The main objective of GreenMelt is to investigate the links between meltwater- associated nutrient flux to coastal- and open ocean ecosystems and related consequences for net primary and export production (NPP/EP) and the air-sea fluxes of climate-relevant gases, in the Arctic Ocean around Greenland. Two key nutrients, iron (Fe) and nitrogen (N), that are crucial for phytoplankton growth, will be the prime focus of investigations. Within four interconnected workpackages, which make use of a truly synergetic high-resolution sampling approach during the GLACE expedition, we aim at (i) quantifying the contribution of meltwater to micro- and macro- nutrient inventories in the coastal- and open-ocean waters around Greenland constraining the main lithogenic sources of nutrients, specifically, Si, N, P and Fe using stable Si, Fe, Zn and radiogenic Nd isotopes. Moreover, we will (ii) assess the consequences of melt-driven changes in nutrient availability and sea-ice loss on the primary and export production and CO2 exchange, as well as the impact of sea-ice melt on pelagic ecosystem diversity, phenology, and productivity. In this context we will also study spatial changes in the emission of PP-associated dimethylsulfide (DMS). Furthermore, we propose to iii) investigate the impacts of sea-ice melting on the contribution of N2 fixation to the net community production. We will address whether iv) the marine environment around Greenland is a source of N2O, and elucidate what the main N2O producing pathway is.
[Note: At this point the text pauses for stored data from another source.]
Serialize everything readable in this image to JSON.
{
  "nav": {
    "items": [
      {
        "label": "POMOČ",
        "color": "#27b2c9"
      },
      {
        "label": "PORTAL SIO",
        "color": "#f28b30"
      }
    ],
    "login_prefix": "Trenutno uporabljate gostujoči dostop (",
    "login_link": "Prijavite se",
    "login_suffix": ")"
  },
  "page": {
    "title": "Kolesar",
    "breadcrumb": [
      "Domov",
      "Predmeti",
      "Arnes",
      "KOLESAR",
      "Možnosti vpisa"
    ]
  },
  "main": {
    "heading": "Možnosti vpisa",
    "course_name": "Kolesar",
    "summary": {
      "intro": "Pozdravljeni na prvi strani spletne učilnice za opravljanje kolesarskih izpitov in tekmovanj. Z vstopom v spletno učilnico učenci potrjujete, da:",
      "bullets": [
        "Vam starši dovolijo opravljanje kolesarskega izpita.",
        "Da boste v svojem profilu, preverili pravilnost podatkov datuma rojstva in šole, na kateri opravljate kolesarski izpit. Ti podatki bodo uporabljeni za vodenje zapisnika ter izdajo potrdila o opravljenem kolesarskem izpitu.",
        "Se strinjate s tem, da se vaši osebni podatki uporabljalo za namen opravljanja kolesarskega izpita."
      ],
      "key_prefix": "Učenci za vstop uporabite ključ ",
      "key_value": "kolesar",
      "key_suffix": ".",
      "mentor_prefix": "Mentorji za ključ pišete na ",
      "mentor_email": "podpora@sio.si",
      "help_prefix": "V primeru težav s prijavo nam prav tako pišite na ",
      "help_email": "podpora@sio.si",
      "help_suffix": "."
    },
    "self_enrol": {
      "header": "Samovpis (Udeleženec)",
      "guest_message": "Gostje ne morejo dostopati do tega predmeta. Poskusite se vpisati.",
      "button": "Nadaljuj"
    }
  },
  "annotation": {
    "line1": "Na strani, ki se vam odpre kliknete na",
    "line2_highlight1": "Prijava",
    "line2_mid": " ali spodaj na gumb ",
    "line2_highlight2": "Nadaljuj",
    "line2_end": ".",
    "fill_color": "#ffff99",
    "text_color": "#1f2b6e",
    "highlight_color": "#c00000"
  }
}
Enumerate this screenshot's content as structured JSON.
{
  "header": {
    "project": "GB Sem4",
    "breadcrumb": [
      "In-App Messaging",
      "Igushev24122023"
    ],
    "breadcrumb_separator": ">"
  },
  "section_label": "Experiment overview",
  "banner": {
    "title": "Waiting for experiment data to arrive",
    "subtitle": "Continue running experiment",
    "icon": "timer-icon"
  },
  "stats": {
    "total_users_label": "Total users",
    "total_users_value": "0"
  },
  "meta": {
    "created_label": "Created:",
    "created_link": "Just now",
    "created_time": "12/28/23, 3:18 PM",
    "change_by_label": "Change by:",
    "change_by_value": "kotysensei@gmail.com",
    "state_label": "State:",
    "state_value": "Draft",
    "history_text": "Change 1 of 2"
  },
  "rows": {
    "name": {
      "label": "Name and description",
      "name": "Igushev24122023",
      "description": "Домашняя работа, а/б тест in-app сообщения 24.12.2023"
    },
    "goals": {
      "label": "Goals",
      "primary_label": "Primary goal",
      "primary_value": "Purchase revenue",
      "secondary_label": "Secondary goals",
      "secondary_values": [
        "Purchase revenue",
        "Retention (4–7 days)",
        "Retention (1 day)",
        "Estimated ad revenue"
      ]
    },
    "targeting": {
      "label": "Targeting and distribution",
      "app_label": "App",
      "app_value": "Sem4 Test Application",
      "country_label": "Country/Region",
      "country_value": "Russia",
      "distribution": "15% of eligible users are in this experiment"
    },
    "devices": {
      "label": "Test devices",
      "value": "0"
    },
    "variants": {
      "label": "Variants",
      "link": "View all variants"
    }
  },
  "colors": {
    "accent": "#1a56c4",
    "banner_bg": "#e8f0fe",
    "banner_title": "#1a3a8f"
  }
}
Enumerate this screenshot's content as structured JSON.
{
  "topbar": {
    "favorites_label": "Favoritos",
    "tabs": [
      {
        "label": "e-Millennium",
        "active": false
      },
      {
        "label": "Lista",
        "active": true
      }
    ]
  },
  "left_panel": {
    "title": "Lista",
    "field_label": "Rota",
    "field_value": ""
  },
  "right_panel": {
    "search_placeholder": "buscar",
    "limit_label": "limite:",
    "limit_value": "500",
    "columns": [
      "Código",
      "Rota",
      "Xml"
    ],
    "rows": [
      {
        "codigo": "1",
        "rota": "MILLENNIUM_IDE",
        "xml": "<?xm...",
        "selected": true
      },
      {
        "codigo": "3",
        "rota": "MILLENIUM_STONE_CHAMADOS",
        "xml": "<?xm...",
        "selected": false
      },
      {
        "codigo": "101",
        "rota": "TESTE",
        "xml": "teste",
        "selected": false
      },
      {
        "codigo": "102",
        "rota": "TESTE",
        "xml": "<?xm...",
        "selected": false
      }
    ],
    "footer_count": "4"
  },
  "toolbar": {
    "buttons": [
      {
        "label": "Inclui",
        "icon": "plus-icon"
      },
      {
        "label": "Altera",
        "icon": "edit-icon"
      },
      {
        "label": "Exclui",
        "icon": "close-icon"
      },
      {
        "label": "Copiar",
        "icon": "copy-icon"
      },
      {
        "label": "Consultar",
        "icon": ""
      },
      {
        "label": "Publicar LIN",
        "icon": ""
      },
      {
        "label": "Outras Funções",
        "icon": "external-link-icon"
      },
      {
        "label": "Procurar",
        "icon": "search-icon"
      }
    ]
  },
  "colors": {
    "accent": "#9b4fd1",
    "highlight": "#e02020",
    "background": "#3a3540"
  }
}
The synergistic, multidisciplinary approach (combining PP and N turnover rate measurements, community characterization and metagenomic analyses, trace metal and stable isotope measurements, as well as trace gas and organic particle observations), with integration of field measurements and laboratory experiments, and using an unprecedented array of instruments connected to the underway water supply, will allow us to elucidate the multifaceted impacts sea-ice melting is imposing on the productivity and biogeochemistry in polar marine environments. Results from the proposed research program will have important implications for understanding how predicted future climate change and continued sea ice retreat will ultimately affect arctic marine ecosystems and biologically-driven green house gas exchange between polar seas and the atmosphere, with important feedbacks on the global climate.